Le risposte sono le solite. «La sprezzante indifferenza italiana delle regole; e ancora l’idea che l’unica figura che fa il bene del popolo sia un capoclan, una persona ricca e generosa che offre protezione e complicità». E poi: «L’onnipotente convinzione che lo Stato sia estraneo e nemico (...) induce a pensare che l’unico modo di essere un vero cittadino sia quello di trasgredire. Solo nella trasgressione un italiano si sente all’altezza dello Stato».

Pare che Maria Pace Ottieri provi l’angoscia di perdere qualcosa da vedere, da sentire. Cammina cammina. Luoghi e persone. I tre milioni di turisti che arrivano ogni anno a Pompei; la Circumvesuviana; le memorie borboniche; il volontario agli scavi di Somma Vesuviana «con una piccola testa ricciuta da imperatore romano»; la statua di Dioniso; gli orci da vino romani, i dolia; Tonino ’O Stocco, contadino, ora operaio all’Alfa Sud di Pomigliano, costruttore e sonatore di tamorre, il tamburo rotondo; la pasta di Torre Annunziata — erano un centinaio i pastifici nel secolo scorso distrutti dalle nuove macchine a ritmo continuo; i coralli e i cammei di Torre del Greco; gli zezi, un gruppo di cantori operai che intonano la nenia «nun fate la pecora perché ’a Fiat ti mangia»; il desolato lamento di un operaio: «Ormai il lavoro vale meno della merce, eppure l’Alfa Sud ha costruito sei milioni di automobili, ma non sono niente.
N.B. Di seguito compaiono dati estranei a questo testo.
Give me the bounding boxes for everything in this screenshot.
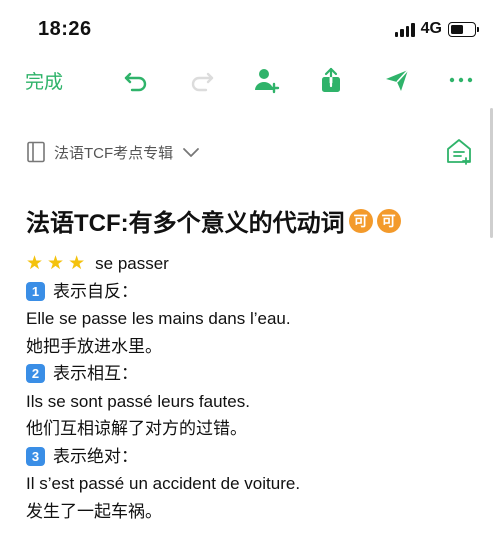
- section-label: 表示相互：: [53, 364, 138, 383]
- chinese-sentence: 他们互相谅解了对方的过错。: [26, 419, 247, 438]
- more-icon[interactable]: [447, 66, 475, 94]
- section-label-line: 2 表示相互：: [26, 360, 476, 388]
- section-label: 表示绝对：: [53, 446, 138, 466]
- chinese-sentence: 发生了一起车祸。: [26, 501, 162, 521]
- undo-icon[interactable]: [122, 66, 150, 94]
- add-person-icon[interactable]: [252, 66, 280, 94]
- notebook-icon: [27, 141, 45, 163]
- redo-icon[interactable]: [188, 66, 216, 94]
- note-title[interactable]: 法语TCF:有多个意义的代动词 可 可: [26, 203, 401, 238]
- french-sentence: Elle se passe les mains dans l’eau.: [26, 309, 291, 328]
- emoji-ke-icon: 可: [348, 208, 373, 233]
- section-label: 表示自反：: [53, 281, 138, 301]
- share-icon[interactable]: [317, 66, 345, 94]
- editor-toolbar: 完成: [0, 58, 500, 104]
- french-sentence: Ils se sont passé leurs fautes.: [26, 391, 250, 411]
- scrollbar[interactable]: [490, 108, 493, 238]
- note-body[interactable]: ★ ★ ★ se passer 1 表示自反： Elle se passe le…: [26, 250, 476, 525]
- done-button[interactable]: 完成: [25, 67, 63, 94]
- keycap-three-icon: 3: [26, 446, 45, 466]
- keycap-one-icon: 1: [26, 281, 45, 301]
- chinese-sentence: 她把手放进水里。: [26, 336, 162, 356]
- status-indicators: 4G: [394, 20, 479, 38]
- star-icon: ★: [26, 253, 44, 274]
- section-label-line: 1 表示自反：: [26, 278, 476, 306]
- chevron-down-icon: [183, 148, 200, 157]
- heading-line: ★ ★ ★ se passer: [26, 250, 476, 278]
- battery-icon: [448, 21, 479, 37]
- notebook-selector[interactable]: 法语TCF考点专辑: [26, 138, 201, 166]
- signal-icon: [394, 21, 415, 37]
- note-info-icon[interactable]: [444, 136, 474, 166]
- heading-text: se passer: [95, 254, 169, 273]
- emoji-ke-icon: 可: [376, 208, 401, 233]
- star-icon: ★: [68, 253, 86, 274]
- notebook-name: 法语TCF考点专辑: [54, 144, 174, 162]
- status-bar: 18:26 4G: [0, 0, 500, 58]
- section-label-line: 3 表示绝对：: [26, 443, 476, 471]
- send-icon[interactable]: [383, 66, 411, 94]
- network-type: 4G: [420, 20, 442, 37]
- star-icon: ★: [47, 253, 65, 274]
- status-time: 18:26: [38, 18, 92, 40]
- french-sentence: Il s’est passé un accident de voiture.: [26, 474, 301, 493]
- note-title-text: 法语TCF:有多个意义的代动词: [26, 210, 345, 237]
- keycap-two-icon: 2: [26, 364, 45, 384]
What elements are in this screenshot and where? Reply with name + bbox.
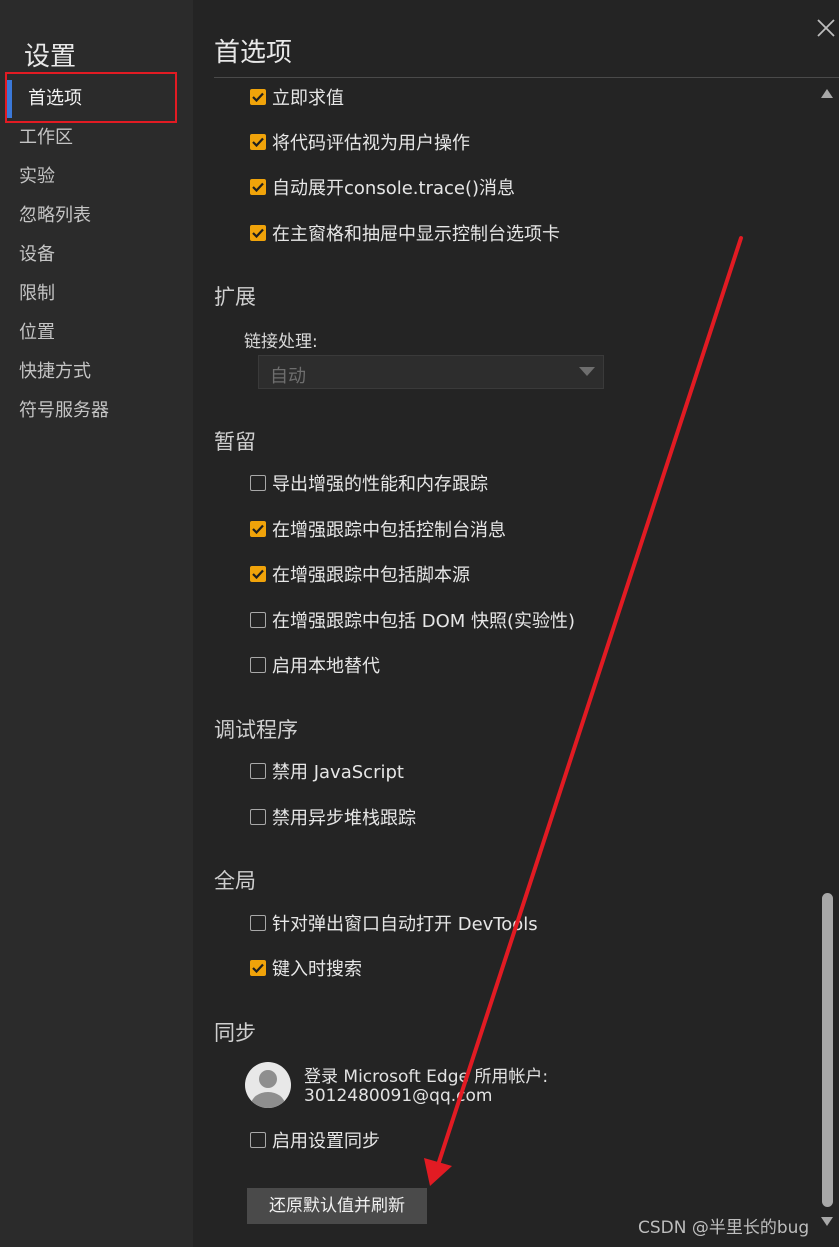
checkbox-label: 启用本地替代 bbox=[272, 656, 380, 677]
checkbox-icon bbox=[250, 475, 266, 491]
checkbox-icon bbox=[250, 179, 266, 195]
sidebar-item-devices[interactable]: 设备 bbox=[19, 242, 55, 268]
sidebar-item-ignore-list[interactable]: 忽略列表 bbox=[19, 203, 91, 229]
sidebar-item-shortcuts[interactable]: 快捷方式 bbox=[19, 359, 91, 385]
checkbox-label: 立即求值 bbox=[272, 88, 344, 109]
checkbox-label: 在增强跟踪中包括 DOM 快照(实验性) bbox=[272, 611, 576, 632]
sync-account-email: 3012480091@qq.com bbox=[304, 1086, 493, 1106]
checkbox-auto-open-devtools-popups[interactable]: 针对弹出窗口自动打开 DevTools bbox=[250, 911, 538, 935]
checkbox-disable-async-stack-traces[interactable]: 禁用异步堆栈跟踪 bbox=[250, 805, 416, 829]
checkbox-enable-local-overrides[interactable]: 启用本地替代 bbox=[250, 653, 380, 677]
checkbox-label: 在增强跟踪中包括脚本源 bbox=[272, 565, 470, 586]
sidebar-item-symbol-servers[interactable]: 符号服务器 bbox=[19, 398, 109, 424]
sync-account-text: 登录 Microsoft Edge 所用帐户: bbox=[304, 1067, 549, 1087]
section-heading-sync: 同步 bbox=[214, 1021, 256, 1045]
checkbox-disable-javascript[interactable]: 禁用 JavaScript bbox=[250, 759, 404, 783]
checkbox-include-console-messages[interactable]: 在增强跟踪中包括控制台消息 bbox=[250, 517, 506, 541]
checkbox-icon bbox=[250, 960, 266, 976]
sidebar-item-throttling[interactable]: 限制 bbox=[19, 281, 55, 307]
checkbox-icon bbox=[250, 657, 266, 673]
annotation-highlight-box bbox=[5, 72, 177, 123]
section-heading-debugger: 调试程序 bbox=[214, 718, 298, 742]
checkbox-search-as-you-type[interactable]: 键入时搜索 bbox=[250, 956, 362, 980]
checkbox-label: 在主窗格和抽屉中显示控制台选项卡 bbox=[272, 224, 560, 245]
checkbox-label: 键入时搜索 bbox=[272, 959, 362, 980]
checkbox-expand-console-trace[interactable]: 自动展开console.trace()消息 bbox=[250, 175, 515, 199]
check-icon bbox=[252, 524, 264, 534]
checkbox-show-console-tab[interactable]: 在主窗格和抽屉中显示控制台选项卡 bbox=[250, 221, 560, 245]
checkbox-label: 自动展开console.trace()消息 bbox=[272, 178, 516, 199]
check-icon bbox=[252, 92, 264, 102]
close-button[interactable] bbox=[813, 15, 839, 41]
avatar bbox=[245, 1062, 291, 1108]
link-handling-label: 链接处理: bbox=[244, 332, 318, 352]
checkbox-eager-evaluation[interactable]: 立即求值 bbox=[250, 85, 344, 109]
title-divider bbox=[214, 77, 839, 78]
scroll-down-arrow-icon[interactable] bbox=[820, 1215, 834, 1227]
checkbox-label: 导出增强的性能和内存跟踪 bbox=[272, 474, 488, 495]
checkbox-icon bbox=[250, 915, 266, 931]
sidebar-item-locations[interactable]: 位置 bbox=[19, 320, 55, 346]
checkbox-include-script-sources[interactable]: 在增强跟踪中包括脚本源 bbox=[250, 562, 470, 586]
sidebar-title: 设置 bbox=[24, 42, 77, 72]
sidebar-item-workspace[interactable]: 工作区 bbox=[19, 125, 73, 151]
checkbox-icon bbox=[250, 566, 266, 582]
checkbox-icon bbox=[250, 1132, 266, 1148]
checkbox-include-dom-snapshots[interactable]: 在增强跟踪中包括 DOM 快照(实验性) bbox=[250, 608, 575, 632]
checkbox-icon bbox=[250, 612, 266, 628]
checkbox-label: 启用设置同步 bbox=[272, 1131, 380, 1152]
checkbox-label: 禁用 JavaScript bbox=[272, 762, 404, 783]
checkbox-label: 禁用异步堆栈跟踪 bbox=[272, 808, 416, 829]
checkbox-icon bbox=[250, 89, 266, 105]
checkbox-export-enhanced-traces[interactable]: 导出增强的性能和内存跟踪 bbox=[250, 471, 488, 495]
settings-sidebar: 设置 首选项 工作区 实验 忽略列表 设备 限制 位置 快捷方式 符号服务器 bbox=[0, 0, 193, 1247]
close-icon bbox=[817, 19, 835, 37]
check-icon bbox=[252, 228, 264, 238]
checkbox-icon bbox=[250, 225, 266, 241]
checkbox-label: 在增强跟踪中包括控制台消息 bbox=[272, 520, 506, 541]
chevron-down-icon bbox=[579, 367, 595, 376]
checkbox-icon bbox=[250, 809, 266, 825]
scroll-up-arrow-icon[interactable] bbox=[820, 88, 834, 100]
sidebar-item-experiments[interactable]: 实验 bbox=[19, 164, 55, 190]
checkbox-icon bbox=[250, 134, 266, 150]
section-heading-extensions: 扩展 bbox=[214, 285, 256, 309]
checkbox-label: 针对弹出窗口自动打开 DevTools bbox=[272, 914, 538, 935]
check-icon bbox=[252, 569, 264, 579]
link-handling-value: 自动 bbox=[270, 366, 306, 387]
check-icon bbox=[252, 182, 264, 192]
checkbox-icon bbox=[250, 763, 266, 779]
checkbox-label: 将代码评估视为用户操作 bbox=[272, 133, 470, 154]
page-title: 首选项 bbox=[214, 38, 293, 68]
user-avatar-icon bbox=[251, 1070, 285, 1108]
section-heading-global: 全局 bbox=[214, 869, 256, 893]
check-icon bbox=[252, 963, 264, 973]
checkbox-icon bbox=[250, 521, 266, 537]
restore-defaults-button[interactable]: 还原默认值并刷新 bbox=[247, 1188, 427, 1224]
check-icon bbox=[252, 137, 264, 147]
scrollbar-thumb[interactable] bbox=[822, 893, 833, 1207]
checkbox-enable-settings-sync[interactable]: 启用设置同步 bbox=[250, 1128, 380, 1152]
section-heading-persistence: 暂留 bbox=[214, 430, 256, 454]
link-handling-select[interactable]: 自动 bbox=[258, 355, 604, 389]
checkbox-treat-code-as-user-action[interactable]: 将代码评估视为用户操作 bbox=[250, 130, 470, 154]
watermark-text: CSDN @半里长的bug bbox=[638, 1218, 810, 1238]
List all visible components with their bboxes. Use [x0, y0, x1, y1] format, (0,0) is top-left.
Con i miei compagni di allora ci diciamo: era questo il futuro per cui abbiamo lottato?».

Maria Pace Ottieri non risparmia passione e fatica. Non lascia nulla all’immaginazione, il suo libro è anche una lezione a quei giornalisti, non pochi, che fondano le loro inchieste su quel che gli dice il tassista del posto dove approdano, oltre alle notizie trovate in internet.

’N coppa ’o Vesuvio la scrittrice riempie la sua bisaccia di fatti veri piccoli e grandi. La diceria sull’enorme danno che «la campagna diffamatoria sulla Terra dei fuochi ha inferto agli agricoltori»; la scoperta fatta nei primi anni Novanta del secolo scorso che «i rifiuti erano oro», i traffici tra Nord e Sud più redditizi della droga che abbonda nell’indegna complicità di interi paesi; il mercato delle pezze di Resina; le emozionanti scoperte degli archeologi; e poi la camorra spuntata violentemente, o mai morta, subito dopo il terremoto del 23 novembre 1980, la camorra ricca che si è costruita sul Vesuvio le ville foderate d’oro e quella di basso rango con il compito di uccidere.

Tra Ottaviano, San Giuseppe Vesuviano, Boscotrecase, Bosco Reale, Torre del Greco, Portici, Torre Annunziata, Anastasia, Pompei, Maria Pace Ottieri ha vivisezionato un mondo. Chissà se da tutti quegli inferni che ha visto è riuscita, alla fine del suo libro, a riveder le stelle.